Il giorno in cui tutto iniziò ero al bar, da Giandomenico, pace all’anima sua! Mentre giocavo a biliardo con Gianni il guercio, era una domenica di marzo, entrò Luca, il fratello di Vittorio. Aveva il fiatone. Ci dice che è impazzito, che fa strani esperimenti nel bosco, di andar con lui e far ragionare quello là. Andammo tutti insieme, anche Menico che chiuse il bar; voleva davvero un gran bene a Fanelli. Lo trovammo in mezzo al bosco, con gli occhi da pazzo. Se ne stava là in canotta e mutande, accanto a una stufa elettrica. Pensai che Fanelli fosse completamente fuori, chi diavolo se ne sta così, mezzo nudo in mezzo al bosco, con una stufa elettrica staccata come unica compagnia?

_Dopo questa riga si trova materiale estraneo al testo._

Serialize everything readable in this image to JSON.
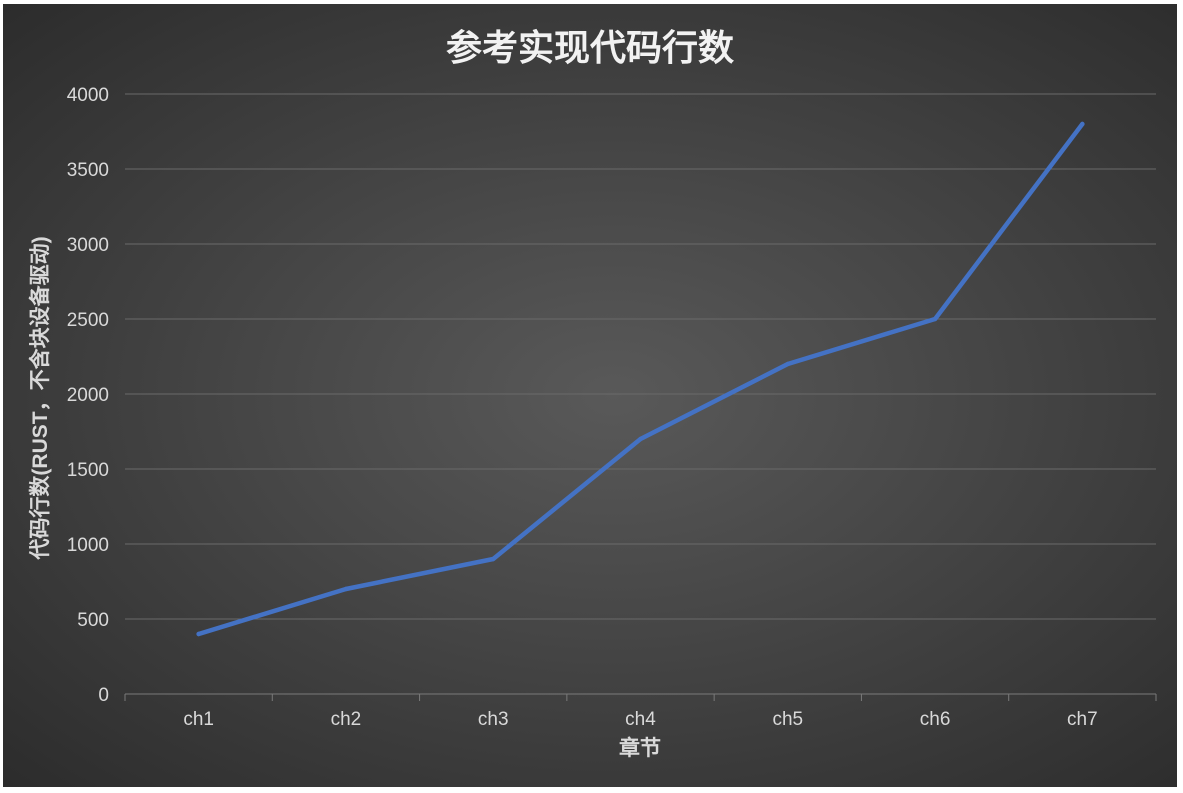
{
  "chart_data": {
    "type": "line",
    "title": "参考实现代码行数",
    "xlabel": "章节",
    "ylabel": "代码行数(RUST，不含块设备驱动)",
    "categories": [
      "ch1",
      "ch2",
      "ch3",
      "ch4",
      "ch5",
      "ch6",
      "ch7"
    ],
    "series": [
      {
        "values": [
          400,
          700,
          900,
          1700,
          2200,
          2500,
          3800
        ]
      }
    ],
    "ylim": [
      0,
      4000
    ],
    "yticks": [
      0,
      500,
      1000,
      1500,
      2000,
      2500,
      3000,
      3500,
      4000
    ],
    "grid": true,
    "legend": "none",
    "colors": {
      "series": "#4472c4"
    }
  }
}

Lui ci guardò e disse di aprire bene gli occhi. Sopra la stufa c’era una moneta da cinquecento lire, Vittorio la prese e la lanciò, come se stesse giocando a testa o croce. Ricordo benissimo che uscì testa, niente. Ci guardò disperato, riprese la moneta, la mano tremante, disse che prima aveva funzionato. Rilanciò, ancora testa. Vittorio era sempre più affranto. Dopo pochi secondi l’aria fu scossa da una scarica violenta, un ronzio diffuso e intenso. La stufa si accese a piena potenza, Fanelli l’abbracciò in estasi, stava crepando di freddo. Ripeto, la stufa era scollegata. In lontananza vedemmo la casa brillare come una stella in mezzo al mare di nebbia. Fu come assistere a uno spettacolo di magia, o forse di stregoneria. Menico, il più pragmatico, andò a controllare la stufa e prese la moneta, causando un panico totale in Vittorio che subito si avventò sull’amico per strappargli di mano la cinquecento lire. Ma era un omone di quasi due metri e non si fece sopraffare da Fanelli, che già a trent’anni era flaccido e debole, non come la statua nel mausoleo, dove sembra una sorta di Maciste. Menico lanciò la moneta: testa, niente, croce, niente, testa, ancora niente e via così per molti lanci. Al ventesimo uscì croce e ancora una volta la stufa si accese e la casa brillò. Faceva un freddo cane, Menico diede il suo cappotto a Vittorio, visibilmente sconvolto.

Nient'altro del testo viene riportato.